Resmi Li'l Darlin' yayın çalma listesi büyümeye devam ettikçe (şu anda 127 saatin üzerinde uzunlukta) ve beklenmedik külçeleri keşfetmek için daha da uzaklara seyahat etmek zorunda kaldıkça, kendi zevklerimizin zulmünden kurtulduk. Bir sonbahar akşamı, 1979'dan kalma, çaresiz bir aşığın sesli mesajla evlenme teklifini bir telesekreter tarafından iptal ettirdiği “Telesekreter” adlı gülünç derecede eğlenceli (ve korkak) bir şarkıyı çaldım. Bu, kişisel reklam vermeyle ilgili benzer incelikli romantik komedisiyle tanınan usta söz yazarı Rupert Holmes'un eseri. (Holmes bir defasında şöyle demişti: “Eğer bütün bir yetimhaneyi yangından kurtarsaydım ve son çocuğu omuzlarımda taşısam, orada kömürleşmiş ve sigara içerek dursaydım, şöyle derlerdi: Sen öyle bir adam değil misin… “) “Piña Colada Şarkısı”nı mı yazdı?) “Telesekreter” hiç hoş değil. Bir şekilde hem aşırı samimi hem de aşırı zekice.
Ancak Altın Kulakların kusursuz lezzetini bozacağından korkmuyordum. Artık birbirimizin müziğini zevkten çok macerayı ön planda tutacak şekilde dinlemeye alıştık.

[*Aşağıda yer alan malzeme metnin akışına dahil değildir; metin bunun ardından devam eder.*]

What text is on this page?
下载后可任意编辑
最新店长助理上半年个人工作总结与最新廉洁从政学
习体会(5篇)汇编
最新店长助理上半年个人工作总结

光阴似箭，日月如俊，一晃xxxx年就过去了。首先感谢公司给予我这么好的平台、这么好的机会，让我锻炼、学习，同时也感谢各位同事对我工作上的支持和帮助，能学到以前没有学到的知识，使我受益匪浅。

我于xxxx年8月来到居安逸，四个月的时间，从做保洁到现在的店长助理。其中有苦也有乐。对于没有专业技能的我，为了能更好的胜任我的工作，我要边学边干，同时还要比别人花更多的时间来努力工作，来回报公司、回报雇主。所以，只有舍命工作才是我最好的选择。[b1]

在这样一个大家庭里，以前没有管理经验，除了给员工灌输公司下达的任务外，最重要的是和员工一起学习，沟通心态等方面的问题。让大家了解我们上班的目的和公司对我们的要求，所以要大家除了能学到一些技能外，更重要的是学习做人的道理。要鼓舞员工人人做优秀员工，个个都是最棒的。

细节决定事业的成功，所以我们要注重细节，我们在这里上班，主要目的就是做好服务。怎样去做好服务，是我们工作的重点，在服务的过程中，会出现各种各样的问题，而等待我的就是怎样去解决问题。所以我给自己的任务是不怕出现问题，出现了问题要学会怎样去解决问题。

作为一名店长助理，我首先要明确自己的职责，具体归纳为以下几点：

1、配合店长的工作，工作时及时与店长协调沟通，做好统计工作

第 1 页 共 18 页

Profesör pop-punk başyapıtlarını ve müzikal tiyatronun belirsizliğini ortaya çıkarıyor. Proctor, eğlenceli ritimleri ve tonlu şiirleri tercih ediyor. Türk, eksantrik zaman imzalarında Akdeniz lezzetleriyle geliyor. Shazam, Duke Ellington ve Blue-Eyed Soul'u seviyor. Doodles, beatnik belirsizliklerinin küratörüdür. Açık kulaklarınıza güveniyorum. Bir grup dinleyicinin ses tahtası olarak kullanılmasıyla, kapsamlı müzikal hikaye, arkadaşlarla yapılan canlı bir sohbete, yenilenebilir bir kaynağa, sonsuz bir zevke dönüşüyor.
Tim Davis, bir fotoğrafçı ve Bard College'da fotoğrafçılık alanında doçenttir.